CRÍTICA DE CINE
'Maudie' (Aisling Walsh. Canadá, 2016. 115 minutos)
Aparecen últimamente con asiduidad en cartelera películas centradas en un personaje femenino, de profesión artista, tormentosa biografía personal y que hace del rechazo al papel prefijado por la sociedad del momento el núcleo de lo expuesto en pantalla. Ha pasado a tendencia lo que debería ser algo que no llamara la atención, se verá si no se enclaustra en un subgénero o se trata exclusivamente de moda fugaz.

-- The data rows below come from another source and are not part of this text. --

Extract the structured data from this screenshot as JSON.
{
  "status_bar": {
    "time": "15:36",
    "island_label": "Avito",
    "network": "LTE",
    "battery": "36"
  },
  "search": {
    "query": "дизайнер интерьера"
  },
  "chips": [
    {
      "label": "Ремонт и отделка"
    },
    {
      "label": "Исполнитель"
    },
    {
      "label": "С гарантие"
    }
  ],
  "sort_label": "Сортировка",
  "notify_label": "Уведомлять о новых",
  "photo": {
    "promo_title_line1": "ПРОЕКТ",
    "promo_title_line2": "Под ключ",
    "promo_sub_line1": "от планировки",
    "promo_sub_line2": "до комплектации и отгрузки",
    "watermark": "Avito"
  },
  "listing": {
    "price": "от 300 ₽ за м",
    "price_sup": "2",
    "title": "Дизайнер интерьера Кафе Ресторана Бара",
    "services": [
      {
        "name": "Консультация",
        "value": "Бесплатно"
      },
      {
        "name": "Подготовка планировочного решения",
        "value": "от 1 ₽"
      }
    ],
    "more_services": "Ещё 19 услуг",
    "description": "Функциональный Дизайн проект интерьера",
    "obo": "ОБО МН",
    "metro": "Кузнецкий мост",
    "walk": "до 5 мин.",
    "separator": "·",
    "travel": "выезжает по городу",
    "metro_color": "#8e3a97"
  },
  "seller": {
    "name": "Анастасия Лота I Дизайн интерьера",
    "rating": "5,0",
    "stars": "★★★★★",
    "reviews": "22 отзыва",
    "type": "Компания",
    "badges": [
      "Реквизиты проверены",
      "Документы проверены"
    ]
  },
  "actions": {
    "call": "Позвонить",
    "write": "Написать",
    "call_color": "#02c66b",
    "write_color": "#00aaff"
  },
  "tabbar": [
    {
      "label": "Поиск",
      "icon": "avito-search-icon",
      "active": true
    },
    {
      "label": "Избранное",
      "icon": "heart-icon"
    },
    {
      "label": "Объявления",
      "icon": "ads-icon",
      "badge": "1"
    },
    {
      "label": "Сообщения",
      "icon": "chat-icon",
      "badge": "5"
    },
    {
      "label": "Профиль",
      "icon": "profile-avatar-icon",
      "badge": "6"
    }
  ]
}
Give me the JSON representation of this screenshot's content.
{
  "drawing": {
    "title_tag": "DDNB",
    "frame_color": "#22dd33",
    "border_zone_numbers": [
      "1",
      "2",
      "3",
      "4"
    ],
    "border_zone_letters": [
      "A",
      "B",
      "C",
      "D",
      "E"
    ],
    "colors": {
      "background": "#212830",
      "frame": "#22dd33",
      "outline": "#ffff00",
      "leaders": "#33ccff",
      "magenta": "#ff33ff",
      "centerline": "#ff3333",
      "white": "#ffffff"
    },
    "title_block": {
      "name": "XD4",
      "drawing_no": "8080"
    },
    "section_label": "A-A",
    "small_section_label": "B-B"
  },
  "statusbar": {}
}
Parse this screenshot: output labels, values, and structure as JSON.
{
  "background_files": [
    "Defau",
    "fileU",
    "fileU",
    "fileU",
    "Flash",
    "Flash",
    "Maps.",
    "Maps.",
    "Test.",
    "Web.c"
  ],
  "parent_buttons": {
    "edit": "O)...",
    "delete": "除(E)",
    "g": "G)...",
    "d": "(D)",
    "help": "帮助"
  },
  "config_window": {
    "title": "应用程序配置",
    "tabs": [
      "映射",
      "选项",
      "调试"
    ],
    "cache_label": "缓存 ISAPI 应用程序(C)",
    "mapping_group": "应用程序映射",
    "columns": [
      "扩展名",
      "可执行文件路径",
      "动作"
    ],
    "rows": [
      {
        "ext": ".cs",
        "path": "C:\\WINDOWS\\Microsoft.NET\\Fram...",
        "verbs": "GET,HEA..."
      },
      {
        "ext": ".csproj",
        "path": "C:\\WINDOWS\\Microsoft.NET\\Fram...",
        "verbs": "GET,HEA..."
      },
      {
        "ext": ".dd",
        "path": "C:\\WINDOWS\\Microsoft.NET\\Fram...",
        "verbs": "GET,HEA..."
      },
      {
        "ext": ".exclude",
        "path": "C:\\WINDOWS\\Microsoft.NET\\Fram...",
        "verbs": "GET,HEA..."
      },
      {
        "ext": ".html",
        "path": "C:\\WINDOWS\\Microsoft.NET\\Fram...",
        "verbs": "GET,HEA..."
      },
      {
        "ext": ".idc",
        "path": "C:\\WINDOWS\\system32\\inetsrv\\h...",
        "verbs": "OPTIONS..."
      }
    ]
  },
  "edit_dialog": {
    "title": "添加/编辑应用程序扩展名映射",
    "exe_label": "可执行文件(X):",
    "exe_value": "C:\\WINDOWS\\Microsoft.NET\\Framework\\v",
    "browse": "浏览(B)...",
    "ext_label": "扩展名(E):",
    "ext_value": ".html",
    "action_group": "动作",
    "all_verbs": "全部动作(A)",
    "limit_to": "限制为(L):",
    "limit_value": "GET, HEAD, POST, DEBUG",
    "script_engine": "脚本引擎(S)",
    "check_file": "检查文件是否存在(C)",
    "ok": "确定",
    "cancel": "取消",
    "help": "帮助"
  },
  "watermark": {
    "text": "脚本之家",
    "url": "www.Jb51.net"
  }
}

Hace bien poco el cine reivindicó la figura de la pintura alemana Paula Becker, un trabajo de largo aliento y que siguiendo el cauce del biopic al uso sabía hacerse fuerte y encontrar vértices más puntiagudos en los vaivenes emocionales de la pintora, sabiendo cómo enlazarlos con su obra artística. ‘Maudie’ es en este sentido mucho más blanquecina en su propuesta al estar asida al concepto de espíritu de superación y contraponer la pequeña gran figura de la pintora canadiense Maud Dowley a la de su marido. Ambientada en los años 30, la de Aisling Walsh es una película de personajes más que de situaciones, muy estática e incluso el tema artístico queda en un segundo plano, confinado a los trazos de esas paredes que delimitaban el hábitat de la pareja.
Al contrario que Paula, que buscó en París la libertad que no tenía en Alemania, a Maud no le hizo falta salir de esos muros de su minúscula vivienda para reivindicarse como mujer y como artista. La película se configura así de inicio como una íntima historia de superación en la que no falta un largo catálogo de humillaciones, malos tratos o abusos, siempre en esa frontera que no la haga demasiado desagradable. Ahí está para equilibrar esa dureza el optimismo infatigable de la protagonista y esos secundarios que oscilan entre la extrema acidez y la amabilidad sin límites. La clave para lidiar con esos extremos es el marido, encarnado por Ethan Hawke, personaje que como el de Sally Hawkins es carne de premios, sin que suponga eso ni elogio ni crítica. Entre gruñidos, algún bofetón y malas contestaciones se dejan ver esas briznas de humanidad, la emoción que fuera de esos instantes le falta a este producto de impecable manufacturado por otro lado.
En ‘Maudie’ una vez más el valor testimonial supera al cinematográfico. La pintura queda confinada en los márgenes para centrar su espesor en esa relación, sin la cual, a pesar de todo, se determina que quizá Maud no hubiera sido capaz de expresar con un pincel todo lo que palpitaba en su interior. Watkins sabe recoger ese espíritu ‘naif’ de la autora. Consigue sonrisas y ternura cuando debería haber lo contrario y ese es un mérito que eleva su trabajo y hace de ‘Maudie’ una propuesta unos puntos por encima de su riqueza reivindicativa.